She rubbed at the flesh beneath,

Hoping no one would notice the sun-starved skin.

Much the way her spirit stood staved of passion.

 

She slid the ring into her purse with

She hoped with it the last vestige of her guilt.

Her guilt for being neglected

Her guild for being left behind

Or perhaps at moving too far forward

 

She moved among the heaving bodies,

Embraced the spirit that mused the motion

She gyrated and ground her hip against the engorged flesh of a man 12 yes her junior

 

She gave in to the dancehall rhythm,

Let herself lose,

Against this boy and that.

She let her hair down for the first time in 10 years of marriage.

 

The guilt kept creeping,

She firmly dismissed it.

He knew there was a lack of intimate between them.
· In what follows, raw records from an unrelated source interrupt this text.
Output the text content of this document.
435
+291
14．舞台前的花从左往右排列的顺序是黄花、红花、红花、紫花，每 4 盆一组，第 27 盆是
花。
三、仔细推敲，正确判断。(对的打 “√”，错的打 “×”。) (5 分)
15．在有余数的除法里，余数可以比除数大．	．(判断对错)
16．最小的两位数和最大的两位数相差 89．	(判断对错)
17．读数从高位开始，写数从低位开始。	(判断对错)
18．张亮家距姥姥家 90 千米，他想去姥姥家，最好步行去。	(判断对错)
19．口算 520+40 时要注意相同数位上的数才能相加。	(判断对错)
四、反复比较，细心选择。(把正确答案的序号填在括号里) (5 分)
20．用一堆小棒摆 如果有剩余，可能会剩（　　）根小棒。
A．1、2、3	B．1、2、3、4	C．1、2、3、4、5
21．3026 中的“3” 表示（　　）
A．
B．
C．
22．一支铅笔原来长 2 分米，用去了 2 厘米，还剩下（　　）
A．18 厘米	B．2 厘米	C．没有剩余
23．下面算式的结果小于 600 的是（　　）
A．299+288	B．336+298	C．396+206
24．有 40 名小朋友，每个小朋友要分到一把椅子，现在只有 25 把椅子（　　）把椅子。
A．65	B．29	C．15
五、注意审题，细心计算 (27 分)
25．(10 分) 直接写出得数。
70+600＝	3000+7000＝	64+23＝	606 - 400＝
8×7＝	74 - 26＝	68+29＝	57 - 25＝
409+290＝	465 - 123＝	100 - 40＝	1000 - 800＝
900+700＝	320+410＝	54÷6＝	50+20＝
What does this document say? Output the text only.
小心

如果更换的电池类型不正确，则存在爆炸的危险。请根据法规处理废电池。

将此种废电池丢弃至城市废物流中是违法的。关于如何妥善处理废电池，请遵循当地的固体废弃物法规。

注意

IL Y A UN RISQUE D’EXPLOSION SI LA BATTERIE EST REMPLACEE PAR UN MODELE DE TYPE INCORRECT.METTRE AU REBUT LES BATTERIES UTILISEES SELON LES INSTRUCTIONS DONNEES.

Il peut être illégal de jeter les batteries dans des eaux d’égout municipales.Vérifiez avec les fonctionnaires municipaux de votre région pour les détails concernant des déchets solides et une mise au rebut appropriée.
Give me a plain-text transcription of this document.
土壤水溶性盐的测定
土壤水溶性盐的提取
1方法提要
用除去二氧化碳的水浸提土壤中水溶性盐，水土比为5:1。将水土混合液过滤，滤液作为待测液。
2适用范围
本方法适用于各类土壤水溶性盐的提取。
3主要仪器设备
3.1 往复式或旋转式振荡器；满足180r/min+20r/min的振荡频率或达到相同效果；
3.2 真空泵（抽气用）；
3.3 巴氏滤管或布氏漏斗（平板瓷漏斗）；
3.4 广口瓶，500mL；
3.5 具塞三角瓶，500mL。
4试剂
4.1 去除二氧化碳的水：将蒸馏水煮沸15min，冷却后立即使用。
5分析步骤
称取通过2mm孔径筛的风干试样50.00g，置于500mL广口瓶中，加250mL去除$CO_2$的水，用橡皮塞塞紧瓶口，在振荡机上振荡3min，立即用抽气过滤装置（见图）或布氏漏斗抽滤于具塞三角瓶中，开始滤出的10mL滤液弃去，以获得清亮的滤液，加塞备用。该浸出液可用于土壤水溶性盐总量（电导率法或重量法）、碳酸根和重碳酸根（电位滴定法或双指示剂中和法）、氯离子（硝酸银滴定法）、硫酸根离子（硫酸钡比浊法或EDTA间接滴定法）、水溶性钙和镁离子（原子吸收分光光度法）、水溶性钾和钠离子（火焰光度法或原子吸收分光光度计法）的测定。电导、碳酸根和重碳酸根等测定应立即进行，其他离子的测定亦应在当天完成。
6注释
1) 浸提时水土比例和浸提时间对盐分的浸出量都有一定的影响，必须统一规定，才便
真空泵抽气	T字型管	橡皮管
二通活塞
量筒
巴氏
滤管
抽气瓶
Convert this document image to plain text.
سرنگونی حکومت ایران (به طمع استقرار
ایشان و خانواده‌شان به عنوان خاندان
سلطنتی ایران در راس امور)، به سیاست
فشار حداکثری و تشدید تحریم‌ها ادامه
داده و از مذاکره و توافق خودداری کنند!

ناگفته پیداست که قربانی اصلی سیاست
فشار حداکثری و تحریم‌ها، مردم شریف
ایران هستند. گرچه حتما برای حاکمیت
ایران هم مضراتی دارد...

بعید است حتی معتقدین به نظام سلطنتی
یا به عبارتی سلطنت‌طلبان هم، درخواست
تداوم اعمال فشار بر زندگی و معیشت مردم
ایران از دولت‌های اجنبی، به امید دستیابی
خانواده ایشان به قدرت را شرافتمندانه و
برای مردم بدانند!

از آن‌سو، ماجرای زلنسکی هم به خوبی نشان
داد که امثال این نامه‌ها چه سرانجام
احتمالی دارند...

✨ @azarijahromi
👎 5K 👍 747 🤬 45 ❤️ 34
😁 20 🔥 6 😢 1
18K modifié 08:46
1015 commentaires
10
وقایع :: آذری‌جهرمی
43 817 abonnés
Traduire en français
He knew and he kept choosing disinterest

Or other interests

Or interests in others

 

He himself had told a tale of two lovers,

Come roommates,

Comes strangers.

He told her with a finality that spoke more volumes than the tale itself.

 

But this boy,

Here in the darkness,

This grinding of veiled flesh,

His hot breath on the nape of her neck,

These hungry hands seeking passage into her veiled places

Was the affirmation of a desirability she had doubted for far too long,

She reveled in it.

 

She celebrated,

As guilt gave way to a wave of lustful abandon,

As hot lips touched her neck, her collar bone, her jaw line

As she surrendered her lips

As she wrapped her leg around his hip and let the grinding become something almost sex

 

She renewed her belief in her goddess self,

Leaving the club with this boy,

Into the room she had rented

Into the act of flesh rending

Flesh left untouched too long

 

She reveled,

Through the night,

And in the morning,

She left the sleeping form of a drunken stranger

She went home, renewed, to face her demon.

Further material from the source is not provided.